Medium structural omission detected in mainstream coverage.
The narrative is produced by Western-centric media outlets like BBC, which frame Nigerian military actions through a lens of 'counterterrorism' that legitimizes state violence while downplaying civilian casualties. The framing serves the interests of Nigerian elites and international security apparatuses by normalizing militarized responses to insurgency, obscuring the role of corruption, underfunded governance, and historical marginalization in fueling conflict. Local journalists and civil society groups documenting civilian harm are often sidelined, reinforcing a top-down power structure that prioritizes state narratives over grassroots accountability.

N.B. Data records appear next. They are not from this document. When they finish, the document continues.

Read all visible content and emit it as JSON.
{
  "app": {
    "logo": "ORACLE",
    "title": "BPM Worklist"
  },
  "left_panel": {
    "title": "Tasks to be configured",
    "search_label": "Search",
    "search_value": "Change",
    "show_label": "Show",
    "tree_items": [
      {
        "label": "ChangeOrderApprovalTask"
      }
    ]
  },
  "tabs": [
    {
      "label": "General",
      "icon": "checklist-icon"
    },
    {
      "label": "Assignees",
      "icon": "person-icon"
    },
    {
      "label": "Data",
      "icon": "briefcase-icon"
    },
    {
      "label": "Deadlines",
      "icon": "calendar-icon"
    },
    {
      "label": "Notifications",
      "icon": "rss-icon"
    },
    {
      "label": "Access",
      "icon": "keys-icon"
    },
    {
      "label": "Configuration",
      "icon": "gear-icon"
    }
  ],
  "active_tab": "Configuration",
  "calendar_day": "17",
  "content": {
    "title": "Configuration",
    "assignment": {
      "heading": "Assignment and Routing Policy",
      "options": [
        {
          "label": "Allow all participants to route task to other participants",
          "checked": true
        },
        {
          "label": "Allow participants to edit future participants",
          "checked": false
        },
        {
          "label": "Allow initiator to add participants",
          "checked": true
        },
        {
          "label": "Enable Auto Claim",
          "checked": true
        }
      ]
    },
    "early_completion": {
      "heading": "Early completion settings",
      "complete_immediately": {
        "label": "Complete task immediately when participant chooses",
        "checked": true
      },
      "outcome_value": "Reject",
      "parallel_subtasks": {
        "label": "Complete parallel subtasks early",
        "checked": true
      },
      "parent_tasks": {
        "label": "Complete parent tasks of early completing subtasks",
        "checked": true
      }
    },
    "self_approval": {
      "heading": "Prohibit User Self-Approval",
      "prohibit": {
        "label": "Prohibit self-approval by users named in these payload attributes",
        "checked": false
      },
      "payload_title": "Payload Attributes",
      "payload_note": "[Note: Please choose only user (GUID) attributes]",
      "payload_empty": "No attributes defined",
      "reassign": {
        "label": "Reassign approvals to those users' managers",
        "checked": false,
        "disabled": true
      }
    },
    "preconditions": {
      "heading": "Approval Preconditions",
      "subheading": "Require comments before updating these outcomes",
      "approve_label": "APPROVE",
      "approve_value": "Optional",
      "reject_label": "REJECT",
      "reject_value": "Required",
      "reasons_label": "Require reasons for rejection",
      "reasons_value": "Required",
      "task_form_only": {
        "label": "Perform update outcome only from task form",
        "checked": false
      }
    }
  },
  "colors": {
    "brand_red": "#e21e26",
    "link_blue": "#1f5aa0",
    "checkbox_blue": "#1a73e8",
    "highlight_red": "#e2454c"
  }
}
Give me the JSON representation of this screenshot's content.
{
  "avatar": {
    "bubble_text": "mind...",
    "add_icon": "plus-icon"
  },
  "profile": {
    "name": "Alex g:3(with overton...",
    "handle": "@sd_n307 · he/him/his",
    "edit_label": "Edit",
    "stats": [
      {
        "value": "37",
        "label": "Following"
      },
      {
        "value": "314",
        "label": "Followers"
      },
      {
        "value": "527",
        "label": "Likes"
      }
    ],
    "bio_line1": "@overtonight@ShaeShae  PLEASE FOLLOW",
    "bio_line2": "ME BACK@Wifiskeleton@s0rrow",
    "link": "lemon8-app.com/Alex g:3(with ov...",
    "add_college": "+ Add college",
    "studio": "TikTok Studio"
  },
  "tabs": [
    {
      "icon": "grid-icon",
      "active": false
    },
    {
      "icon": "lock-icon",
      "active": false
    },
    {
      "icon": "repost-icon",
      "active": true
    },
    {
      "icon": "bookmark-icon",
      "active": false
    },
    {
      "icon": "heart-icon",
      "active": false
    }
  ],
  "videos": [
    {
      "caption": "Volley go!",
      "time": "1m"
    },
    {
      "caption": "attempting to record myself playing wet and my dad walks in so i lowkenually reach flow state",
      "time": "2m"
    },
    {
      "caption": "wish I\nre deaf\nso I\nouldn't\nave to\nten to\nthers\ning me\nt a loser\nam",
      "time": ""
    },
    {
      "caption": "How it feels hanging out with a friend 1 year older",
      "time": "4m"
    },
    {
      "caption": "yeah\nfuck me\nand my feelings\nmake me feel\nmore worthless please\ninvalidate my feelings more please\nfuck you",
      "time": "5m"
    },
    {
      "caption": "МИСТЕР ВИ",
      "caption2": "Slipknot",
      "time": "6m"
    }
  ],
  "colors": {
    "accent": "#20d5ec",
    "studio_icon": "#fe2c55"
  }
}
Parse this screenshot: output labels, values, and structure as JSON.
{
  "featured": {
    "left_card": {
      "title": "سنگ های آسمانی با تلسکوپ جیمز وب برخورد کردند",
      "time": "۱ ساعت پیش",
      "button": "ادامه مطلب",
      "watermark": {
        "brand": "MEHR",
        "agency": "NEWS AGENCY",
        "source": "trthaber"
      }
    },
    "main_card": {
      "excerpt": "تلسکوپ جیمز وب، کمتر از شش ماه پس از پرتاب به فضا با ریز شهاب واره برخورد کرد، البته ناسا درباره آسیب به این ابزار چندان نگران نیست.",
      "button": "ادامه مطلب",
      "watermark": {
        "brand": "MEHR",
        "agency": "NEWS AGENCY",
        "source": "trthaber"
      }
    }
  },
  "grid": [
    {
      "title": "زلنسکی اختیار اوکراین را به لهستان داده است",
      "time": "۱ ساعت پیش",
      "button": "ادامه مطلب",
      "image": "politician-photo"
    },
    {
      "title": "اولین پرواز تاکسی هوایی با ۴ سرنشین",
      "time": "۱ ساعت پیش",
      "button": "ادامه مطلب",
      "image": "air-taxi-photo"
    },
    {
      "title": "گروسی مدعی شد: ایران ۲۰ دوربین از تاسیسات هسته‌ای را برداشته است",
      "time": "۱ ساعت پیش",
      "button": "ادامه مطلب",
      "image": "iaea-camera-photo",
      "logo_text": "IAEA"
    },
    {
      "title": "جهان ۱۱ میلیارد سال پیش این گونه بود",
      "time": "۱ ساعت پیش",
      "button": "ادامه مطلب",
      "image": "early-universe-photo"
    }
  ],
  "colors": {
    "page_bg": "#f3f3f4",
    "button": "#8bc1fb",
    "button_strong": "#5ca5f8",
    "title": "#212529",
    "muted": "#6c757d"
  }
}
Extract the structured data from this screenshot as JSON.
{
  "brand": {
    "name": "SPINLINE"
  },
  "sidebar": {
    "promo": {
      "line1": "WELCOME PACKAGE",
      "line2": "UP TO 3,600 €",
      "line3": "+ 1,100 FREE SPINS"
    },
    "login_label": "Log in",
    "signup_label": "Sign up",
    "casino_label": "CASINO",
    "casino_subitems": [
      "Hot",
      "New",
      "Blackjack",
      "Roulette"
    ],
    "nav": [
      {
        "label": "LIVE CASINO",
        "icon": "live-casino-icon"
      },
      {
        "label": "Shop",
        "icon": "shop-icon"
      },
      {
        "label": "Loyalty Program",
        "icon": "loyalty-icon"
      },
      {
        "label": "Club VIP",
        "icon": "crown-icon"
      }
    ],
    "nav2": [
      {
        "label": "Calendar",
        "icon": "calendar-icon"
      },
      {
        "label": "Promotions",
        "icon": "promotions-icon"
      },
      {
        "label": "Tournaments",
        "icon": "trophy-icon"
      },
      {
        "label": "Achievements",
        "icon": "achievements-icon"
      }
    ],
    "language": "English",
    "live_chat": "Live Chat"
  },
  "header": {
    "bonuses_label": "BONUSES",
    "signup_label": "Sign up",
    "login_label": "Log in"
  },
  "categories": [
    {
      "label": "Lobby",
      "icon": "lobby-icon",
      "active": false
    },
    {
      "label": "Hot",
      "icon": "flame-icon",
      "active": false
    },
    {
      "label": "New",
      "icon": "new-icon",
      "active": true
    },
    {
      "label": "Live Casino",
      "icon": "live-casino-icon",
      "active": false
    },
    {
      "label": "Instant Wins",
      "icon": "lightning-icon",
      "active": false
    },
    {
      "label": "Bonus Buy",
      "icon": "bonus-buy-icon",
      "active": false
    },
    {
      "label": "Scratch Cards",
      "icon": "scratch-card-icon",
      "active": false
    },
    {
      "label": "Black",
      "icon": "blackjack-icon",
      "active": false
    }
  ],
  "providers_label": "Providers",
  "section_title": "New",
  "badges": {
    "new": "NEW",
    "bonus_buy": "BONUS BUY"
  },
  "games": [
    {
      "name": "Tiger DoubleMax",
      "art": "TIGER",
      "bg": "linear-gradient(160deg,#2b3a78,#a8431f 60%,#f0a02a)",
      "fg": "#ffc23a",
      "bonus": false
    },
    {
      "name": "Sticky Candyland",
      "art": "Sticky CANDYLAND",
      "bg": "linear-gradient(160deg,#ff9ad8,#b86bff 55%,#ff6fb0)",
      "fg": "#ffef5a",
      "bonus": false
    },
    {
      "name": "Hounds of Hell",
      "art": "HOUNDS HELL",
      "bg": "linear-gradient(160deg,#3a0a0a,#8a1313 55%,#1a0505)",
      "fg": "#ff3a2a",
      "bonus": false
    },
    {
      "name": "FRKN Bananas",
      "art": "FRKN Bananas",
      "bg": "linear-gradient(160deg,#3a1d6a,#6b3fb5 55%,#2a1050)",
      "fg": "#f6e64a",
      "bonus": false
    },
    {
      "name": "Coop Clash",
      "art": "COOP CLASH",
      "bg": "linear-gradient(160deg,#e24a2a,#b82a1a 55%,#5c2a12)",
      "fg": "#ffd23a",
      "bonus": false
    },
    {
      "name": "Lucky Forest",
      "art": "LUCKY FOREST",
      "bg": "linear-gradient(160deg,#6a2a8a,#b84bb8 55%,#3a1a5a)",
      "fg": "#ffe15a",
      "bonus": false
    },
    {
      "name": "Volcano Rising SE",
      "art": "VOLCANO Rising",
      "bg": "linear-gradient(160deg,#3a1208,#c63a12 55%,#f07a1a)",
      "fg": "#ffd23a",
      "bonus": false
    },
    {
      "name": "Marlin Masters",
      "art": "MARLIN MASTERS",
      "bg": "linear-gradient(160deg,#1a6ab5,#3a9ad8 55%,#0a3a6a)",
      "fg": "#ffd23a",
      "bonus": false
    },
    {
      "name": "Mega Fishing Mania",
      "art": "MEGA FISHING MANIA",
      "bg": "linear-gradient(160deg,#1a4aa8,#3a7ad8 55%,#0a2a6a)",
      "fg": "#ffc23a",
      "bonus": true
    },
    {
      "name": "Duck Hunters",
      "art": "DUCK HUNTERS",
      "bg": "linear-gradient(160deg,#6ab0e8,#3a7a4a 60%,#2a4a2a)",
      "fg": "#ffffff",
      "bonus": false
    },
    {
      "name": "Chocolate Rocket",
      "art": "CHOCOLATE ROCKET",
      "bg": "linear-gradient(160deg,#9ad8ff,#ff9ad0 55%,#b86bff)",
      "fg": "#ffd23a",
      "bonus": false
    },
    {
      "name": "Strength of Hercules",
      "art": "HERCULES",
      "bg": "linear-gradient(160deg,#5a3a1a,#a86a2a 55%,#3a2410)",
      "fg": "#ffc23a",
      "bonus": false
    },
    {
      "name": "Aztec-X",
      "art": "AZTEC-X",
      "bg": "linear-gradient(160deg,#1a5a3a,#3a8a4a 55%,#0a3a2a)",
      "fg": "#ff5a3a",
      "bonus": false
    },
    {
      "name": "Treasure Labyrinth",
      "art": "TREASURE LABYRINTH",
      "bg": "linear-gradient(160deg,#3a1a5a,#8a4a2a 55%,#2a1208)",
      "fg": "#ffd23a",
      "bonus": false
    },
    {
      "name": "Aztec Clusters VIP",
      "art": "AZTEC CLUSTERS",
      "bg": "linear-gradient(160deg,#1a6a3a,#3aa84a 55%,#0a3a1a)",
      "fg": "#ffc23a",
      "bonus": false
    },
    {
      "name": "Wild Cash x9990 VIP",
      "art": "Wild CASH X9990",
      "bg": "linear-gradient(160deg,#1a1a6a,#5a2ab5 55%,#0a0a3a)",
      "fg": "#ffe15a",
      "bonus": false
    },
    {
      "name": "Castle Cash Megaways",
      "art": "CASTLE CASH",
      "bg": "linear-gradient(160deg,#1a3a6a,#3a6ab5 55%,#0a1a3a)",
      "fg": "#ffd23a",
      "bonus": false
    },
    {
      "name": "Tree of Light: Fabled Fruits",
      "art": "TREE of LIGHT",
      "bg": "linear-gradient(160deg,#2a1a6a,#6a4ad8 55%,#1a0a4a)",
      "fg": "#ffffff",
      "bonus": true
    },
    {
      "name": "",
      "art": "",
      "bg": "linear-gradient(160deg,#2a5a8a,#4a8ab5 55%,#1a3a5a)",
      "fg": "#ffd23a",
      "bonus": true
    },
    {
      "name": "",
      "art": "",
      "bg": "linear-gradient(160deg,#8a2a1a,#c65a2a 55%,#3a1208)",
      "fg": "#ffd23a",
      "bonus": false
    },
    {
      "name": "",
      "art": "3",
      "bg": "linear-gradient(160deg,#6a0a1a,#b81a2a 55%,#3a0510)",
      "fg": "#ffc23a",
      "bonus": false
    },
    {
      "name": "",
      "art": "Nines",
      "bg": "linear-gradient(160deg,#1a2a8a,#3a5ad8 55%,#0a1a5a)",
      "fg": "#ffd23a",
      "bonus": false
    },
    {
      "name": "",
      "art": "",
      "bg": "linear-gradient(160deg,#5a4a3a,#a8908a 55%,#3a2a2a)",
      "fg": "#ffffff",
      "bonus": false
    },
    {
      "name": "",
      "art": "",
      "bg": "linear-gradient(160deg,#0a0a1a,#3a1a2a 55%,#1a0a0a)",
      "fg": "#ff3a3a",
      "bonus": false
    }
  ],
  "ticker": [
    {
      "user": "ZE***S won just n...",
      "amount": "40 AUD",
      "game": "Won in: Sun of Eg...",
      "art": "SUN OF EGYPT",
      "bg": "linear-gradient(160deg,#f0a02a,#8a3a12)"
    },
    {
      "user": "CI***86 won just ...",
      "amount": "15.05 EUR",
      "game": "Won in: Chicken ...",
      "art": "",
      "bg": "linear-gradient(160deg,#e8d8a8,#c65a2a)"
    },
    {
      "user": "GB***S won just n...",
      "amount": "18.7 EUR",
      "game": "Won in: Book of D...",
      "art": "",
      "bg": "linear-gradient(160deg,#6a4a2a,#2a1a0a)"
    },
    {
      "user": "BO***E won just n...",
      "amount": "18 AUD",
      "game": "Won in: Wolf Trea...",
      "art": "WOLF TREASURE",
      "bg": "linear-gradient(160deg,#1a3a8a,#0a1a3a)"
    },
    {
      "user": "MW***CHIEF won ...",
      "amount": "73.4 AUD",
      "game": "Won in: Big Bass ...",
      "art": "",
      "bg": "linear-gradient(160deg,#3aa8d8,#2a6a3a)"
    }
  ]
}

Nigeria's military has a documented history of civilian casualties dating back to the Biafran War (1967–1970), where aerial bombardments of markets and hospitals were used as counterinsurgency tactics. The current airstrike echoes the 2017 Rann bombing, where Nigerian jets killed over 100 civilians, yet no high-ranking officers were held accountable. Colonial-era policing, such as the 'Native Authority' system under British rule, laid the groundwork for the militarization of civilian spaces, a pattern that persists in post-colonial security strategies. The failure to address these historical precedents ensures the repetition of violence.
The Nigerian Air Force's airstrike on a civilian market is not an aberration but a symptom of a deeper systemic crisis in Nigeria's counterinsurgency strategy, rooted in colonial-era militarization, the erosion of indigenous governance, and the prioritization of state security over civilian lives.